Castillo Karen, Orois Aida, Duminy-Luppi Diego, Viñals Clara, Roca Daria, Montserrat-Carbonell Cristina, Campero Betina, Jiménez Amanda, Matas Ana, Aibar Jesús, Mora Mireia, Hanzu Felicia A, Pané Adriana
Endocrinology and Nutrition Department, Hospital Clínic, Barcelona, Spain.
Internal Medicine Department, Hospital Clínic, Barcelona, Spain.
Eur J Clin Nutr. 2025 Mar 21. doi: 10.1038/s41430-025-01595-0.
A 90-year-old male was admitted to the hospital due to recurrent symptomatic hypoglycemia. After ruling out the most common outpatient causes of hypoglycemia, endogenous hyperinsulinism was confirmed. An abdominal computed tomography (CT) scan revealed a 15 mm solid nodular lesion in the pancreatic tail. The (68)Ga-DOTA-TOC PET-CT findings led to the diagnosis of insulinoma. A multidisciplinary committee considered the patient unfit for surgery. The treatment was started with a low dose of diazoxide; however, side effects appeared as the dose was gradually increased. Consequently, a dietary approach was prioritized, incorporating modified cornstarch (Glycosade®) in fractionated doses administered under the guidance of continuous glucose monitoring.

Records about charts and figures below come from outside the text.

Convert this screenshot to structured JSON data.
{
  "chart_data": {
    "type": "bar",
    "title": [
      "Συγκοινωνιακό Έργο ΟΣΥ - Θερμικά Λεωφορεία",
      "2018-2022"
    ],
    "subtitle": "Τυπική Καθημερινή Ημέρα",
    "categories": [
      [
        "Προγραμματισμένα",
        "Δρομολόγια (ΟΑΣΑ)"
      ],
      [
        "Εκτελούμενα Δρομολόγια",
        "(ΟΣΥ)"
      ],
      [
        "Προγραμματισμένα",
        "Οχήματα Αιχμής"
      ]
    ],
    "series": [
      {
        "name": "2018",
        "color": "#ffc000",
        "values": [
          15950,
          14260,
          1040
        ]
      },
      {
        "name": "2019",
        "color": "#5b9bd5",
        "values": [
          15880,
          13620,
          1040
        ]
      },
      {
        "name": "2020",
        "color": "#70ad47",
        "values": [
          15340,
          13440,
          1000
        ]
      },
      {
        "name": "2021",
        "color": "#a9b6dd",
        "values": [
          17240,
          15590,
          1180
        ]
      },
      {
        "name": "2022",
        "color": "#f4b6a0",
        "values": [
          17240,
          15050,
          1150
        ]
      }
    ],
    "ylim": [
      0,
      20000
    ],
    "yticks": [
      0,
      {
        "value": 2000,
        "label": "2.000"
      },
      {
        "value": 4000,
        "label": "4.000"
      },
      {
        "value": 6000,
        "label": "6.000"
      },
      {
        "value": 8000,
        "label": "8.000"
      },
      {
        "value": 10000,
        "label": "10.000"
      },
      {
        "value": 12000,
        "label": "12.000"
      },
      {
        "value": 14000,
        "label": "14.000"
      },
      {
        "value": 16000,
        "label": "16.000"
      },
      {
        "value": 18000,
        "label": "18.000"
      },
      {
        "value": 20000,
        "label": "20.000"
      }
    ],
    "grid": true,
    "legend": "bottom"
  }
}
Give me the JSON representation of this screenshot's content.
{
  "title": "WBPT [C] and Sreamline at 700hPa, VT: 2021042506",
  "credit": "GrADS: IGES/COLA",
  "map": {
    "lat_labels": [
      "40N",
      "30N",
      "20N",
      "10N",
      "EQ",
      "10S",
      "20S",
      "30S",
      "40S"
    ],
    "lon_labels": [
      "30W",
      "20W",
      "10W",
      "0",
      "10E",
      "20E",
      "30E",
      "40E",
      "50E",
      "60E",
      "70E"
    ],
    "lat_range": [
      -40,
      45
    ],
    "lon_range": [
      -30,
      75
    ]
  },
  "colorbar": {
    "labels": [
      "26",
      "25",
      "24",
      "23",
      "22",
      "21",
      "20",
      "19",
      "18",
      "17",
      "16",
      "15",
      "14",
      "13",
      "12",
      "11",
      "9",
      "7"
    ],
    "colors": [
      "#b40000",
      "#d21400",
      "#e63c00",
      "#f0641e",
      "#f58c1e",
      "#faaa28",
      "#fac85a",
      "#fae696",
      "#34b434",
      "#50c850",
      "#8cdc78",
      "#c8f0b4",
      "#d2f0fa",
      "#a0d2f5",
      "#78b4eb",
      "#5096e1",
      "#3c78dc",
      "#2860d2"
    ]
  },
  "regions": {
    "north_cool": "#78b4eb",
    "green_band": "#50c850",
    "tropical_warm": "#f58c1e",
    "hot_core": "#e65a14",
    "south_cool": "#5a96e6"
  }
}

This strategy allowed for a reduction in the diazoxide dosage and effectively prevented further hypoglycemic episodes without additional side effects. Since the initial medical treatment was successful, the patient and his family preferred to avoid other possible minimally invasive treatments unless pharmacological and dietary approaches failed.
一名90岁男性因反复出现症状性低血糖入院。在排除了最常见的门诊低血糖病因后,确诊为内源性高胰岛素血症。腹部计算机断层扫描(CT)显示胰尾有一个15毫米的实性结节性病变。(68)Ga-DOTA-TOC PET-CT检查结果确诊为胰岛素瘤。一个多学科委员会认为该患者不适合手术。治疗开始时使用低剂量的二氮嗪;然而,随着剂量逐渐增加,出现了副作用。因此,优先采用饮食疗法,在持续血糖监测的指导下分剂量加入改性玉米淀粉(Glycosade®)。这一策略使得二氮嗪剂量得以减少,并有效预防了进一步的低血糖发作,且无其他副作用。由于初始药物治疗取得成功,患者及其家属更愿意避免其他可能的微创治疗,除非药物和饮食疗法失败。